When I came back, I introduced Doey Rock to [DJ] Kodak Visuals, BC (the crew of Kodak Visuals] from Sacramento – Kodac and Doey are doing stuff [now]. I never turned my back on Sac but a lot of people felt like I turned my back. I don’t know what I was doing. I told Doey I was moving back to Sac to work on music and not on a friend level. [Apparently] it rubbed him sideways. Doey felt that I was not being loyal as a friend and in the business we were working in. Nobody has the right to tell me I am not loyal At this point, I can speak on what the fuck I want to. I respect his hustle. I don’t feel his business ethics or tactics or how he went about [everything]. It seems he isn’t feeling me either. He accused me of being childish even though I feel that hip-hop [at large] is childish. We’re children of the game.
I went on tour, I got offered by Middle Class Rut, signed to Def Jam and a San Diego turn Lodi, CA hip-hop group to be their manager. I knew of Middle Class Rut for seven years so managing them was simple.

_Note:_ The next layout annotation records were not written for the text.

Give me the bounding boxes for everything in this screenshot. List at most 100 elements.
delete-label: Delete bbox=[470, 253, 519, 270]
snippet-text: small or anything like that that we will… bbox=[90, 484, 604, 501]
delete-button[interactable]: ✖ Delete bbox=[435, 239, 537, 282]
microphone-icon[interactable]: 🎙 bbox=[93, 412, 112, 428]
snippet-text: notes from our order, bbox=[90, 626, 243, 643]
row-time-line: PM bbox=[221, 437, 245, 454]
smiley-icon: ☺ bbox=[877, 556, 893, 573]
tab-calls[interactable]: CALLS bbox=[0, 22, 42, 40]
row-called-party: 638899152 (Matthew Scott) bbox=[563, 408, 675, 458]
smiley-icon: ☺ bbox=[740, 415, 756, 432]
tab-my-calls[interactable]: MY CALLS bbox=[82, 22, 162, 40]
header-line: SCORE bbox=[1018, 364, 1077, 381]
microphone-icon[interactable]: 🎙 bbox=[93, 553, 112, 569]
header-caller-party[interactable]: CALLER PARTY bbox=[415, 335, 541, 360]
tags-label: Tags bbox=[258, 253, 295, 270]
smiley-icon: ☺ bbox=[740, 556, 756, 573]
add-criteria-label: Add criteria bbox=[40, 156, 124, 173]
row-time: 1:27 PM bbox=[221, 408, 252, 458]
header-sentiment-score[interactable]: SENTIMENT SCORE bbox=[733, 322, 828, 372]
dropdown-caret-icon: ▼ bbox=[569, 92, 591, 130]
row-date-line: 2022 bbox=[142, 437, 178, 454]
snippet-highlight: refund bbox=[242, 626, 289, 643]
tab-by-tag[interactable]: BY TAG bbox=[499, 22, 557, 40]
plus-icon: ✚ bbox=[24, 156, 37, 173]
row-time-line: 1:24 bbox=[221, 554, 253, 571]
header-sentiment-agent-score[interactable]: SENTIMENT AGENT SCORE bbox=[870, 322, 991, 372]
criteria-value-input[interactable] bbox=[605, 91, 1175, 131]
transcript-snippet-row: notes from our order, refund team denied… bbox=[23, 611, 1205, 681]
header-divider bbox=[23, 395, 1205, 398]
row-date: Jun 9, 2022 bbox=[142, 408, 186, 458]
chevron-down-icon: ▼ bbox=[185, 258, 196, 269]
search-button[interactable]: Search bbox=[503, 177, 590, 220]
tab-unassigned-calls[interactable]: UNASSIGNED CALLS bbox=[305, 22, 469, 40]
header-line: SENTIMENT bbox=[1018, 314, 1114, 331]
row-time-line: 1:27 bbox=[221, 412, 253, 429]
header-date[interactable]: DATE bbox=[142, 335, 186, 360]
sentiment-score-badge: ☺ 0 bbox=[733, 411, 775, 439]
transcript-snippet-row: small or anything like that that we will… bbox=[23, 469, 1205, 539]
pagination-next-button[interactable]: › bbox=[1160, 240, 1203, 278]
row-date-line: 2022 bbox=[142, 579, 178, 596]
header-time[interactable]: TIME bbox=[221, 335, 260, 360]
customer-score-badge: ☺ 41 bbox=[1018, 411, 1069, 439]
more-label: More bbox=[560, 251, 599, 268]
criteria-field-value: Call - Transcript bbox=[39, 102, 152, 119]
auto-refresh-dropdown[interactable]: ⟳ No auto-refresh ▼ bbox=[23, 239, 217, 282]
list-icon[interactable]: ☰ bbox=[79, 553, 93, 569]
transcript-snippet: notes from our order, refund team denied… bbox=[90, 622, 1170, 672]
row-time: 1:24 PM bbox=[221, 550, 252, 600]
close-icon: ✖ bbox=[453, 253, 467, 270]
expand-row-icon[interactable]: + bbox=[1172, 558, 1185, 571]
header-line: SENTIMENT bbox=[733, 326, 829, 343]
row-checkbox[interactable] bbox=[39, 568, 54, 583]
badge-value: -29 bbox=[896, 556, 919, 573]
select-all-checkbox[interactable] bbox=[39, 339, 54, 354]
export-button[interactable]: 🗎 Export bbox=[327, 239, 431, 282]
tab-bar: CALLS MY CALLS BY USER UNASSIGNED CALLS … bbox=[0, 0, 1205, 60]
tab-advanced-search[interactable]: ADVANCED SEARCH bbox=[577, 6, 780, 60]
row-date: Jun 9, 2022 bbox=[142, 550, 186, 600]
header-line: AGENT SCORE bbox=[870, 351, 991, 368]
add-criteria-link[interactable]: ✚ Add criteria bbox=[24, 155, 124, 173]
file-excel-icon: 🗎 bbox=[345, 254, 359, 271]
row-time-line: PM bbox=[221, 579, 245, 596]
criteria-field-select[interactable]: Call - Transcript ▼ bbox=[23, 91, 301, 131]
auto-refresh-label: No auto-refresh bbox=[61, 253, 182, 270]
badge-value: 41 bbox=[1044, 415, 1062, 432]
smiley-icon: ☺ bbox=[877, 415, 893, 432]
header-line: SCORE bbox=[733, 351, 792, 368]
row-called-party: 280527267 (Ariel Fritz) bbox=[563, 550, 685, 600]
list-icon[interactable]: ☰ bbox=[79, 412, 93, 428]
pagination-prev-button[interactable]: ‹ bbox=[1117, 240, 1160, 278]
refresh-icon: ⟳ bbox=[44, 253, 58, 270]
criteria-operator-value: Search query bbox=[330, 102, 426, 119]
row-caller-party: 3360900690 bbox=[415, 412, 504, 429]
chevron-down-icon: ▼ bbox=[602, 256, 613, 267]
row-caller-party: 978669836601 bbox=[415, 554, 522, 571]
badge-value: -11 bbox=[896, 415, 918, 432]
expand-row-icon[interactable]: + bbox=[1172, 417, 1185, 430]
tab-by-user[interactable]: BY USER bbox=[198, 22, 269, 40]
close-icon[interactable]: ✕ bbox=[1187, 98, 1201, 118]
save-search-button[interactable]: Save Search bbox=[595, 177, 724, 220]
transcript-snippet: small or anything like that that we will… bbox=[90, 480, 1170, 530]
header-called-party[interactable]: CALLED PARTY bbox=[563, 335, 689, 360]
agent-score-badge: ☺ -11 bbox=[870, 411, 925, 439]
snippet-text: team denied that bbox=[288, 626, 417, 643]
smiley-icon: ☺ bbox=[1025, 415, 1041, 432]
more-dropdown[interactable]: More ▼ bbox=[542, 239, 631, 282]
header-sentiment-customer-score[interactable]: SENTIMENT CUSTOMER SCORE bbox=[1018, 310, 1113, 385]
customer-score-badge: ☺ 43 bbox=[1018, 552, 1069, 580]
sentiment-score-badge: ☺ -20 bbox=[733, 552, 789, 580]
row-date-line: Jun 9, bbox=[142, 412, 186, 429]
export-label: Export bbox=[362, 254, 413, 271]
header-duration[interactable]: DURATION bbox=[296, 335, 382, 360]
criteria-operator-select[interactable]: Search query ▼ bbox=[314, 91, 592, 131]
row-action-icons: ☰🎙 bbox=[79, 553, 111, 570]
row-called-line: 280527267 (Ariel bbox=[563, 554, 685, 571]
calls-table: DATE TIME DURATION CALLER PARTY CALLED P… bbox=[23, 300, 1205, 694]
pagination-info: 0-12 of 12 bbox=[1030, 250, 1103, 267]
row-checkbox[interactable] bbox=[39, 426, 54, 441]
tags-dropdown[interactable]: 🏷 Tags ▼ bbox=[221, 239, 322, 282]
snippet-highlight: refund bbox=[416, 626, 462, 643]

MCR wanted to even help produce an album under Trend Setturz for me when I returned to Sacramento to record an E.P. I don’t have a name for the album yet. I hooked up with Wyzdom [Verbal Venom] and Mahtie Bush [The Alumni] and received part ownership of Sat Hates Hip-Hop and Sac Loves Hip-Hop.
So there is Cawzlos’ musical history. Not as pretty as I would have liked it to be but it looks like he came out ahead, educated himself about the music industry and popped himself right into the right group of cats here in Sacramento to make things happen. TrendSetturz, whose slogan is, “Being yourself is in” is a mesh of Sacramento’s best artists, collectively working together to better the state of hip-hop in Sacramento. Not only Cawzlos, Bush and Wyz – Carlos of Apes in English, 26-hrz and anyone else that wants to join can be a part of this little collective. I have even joined a meeting or two, one of which my lead photographer showed up to, nice touch guys!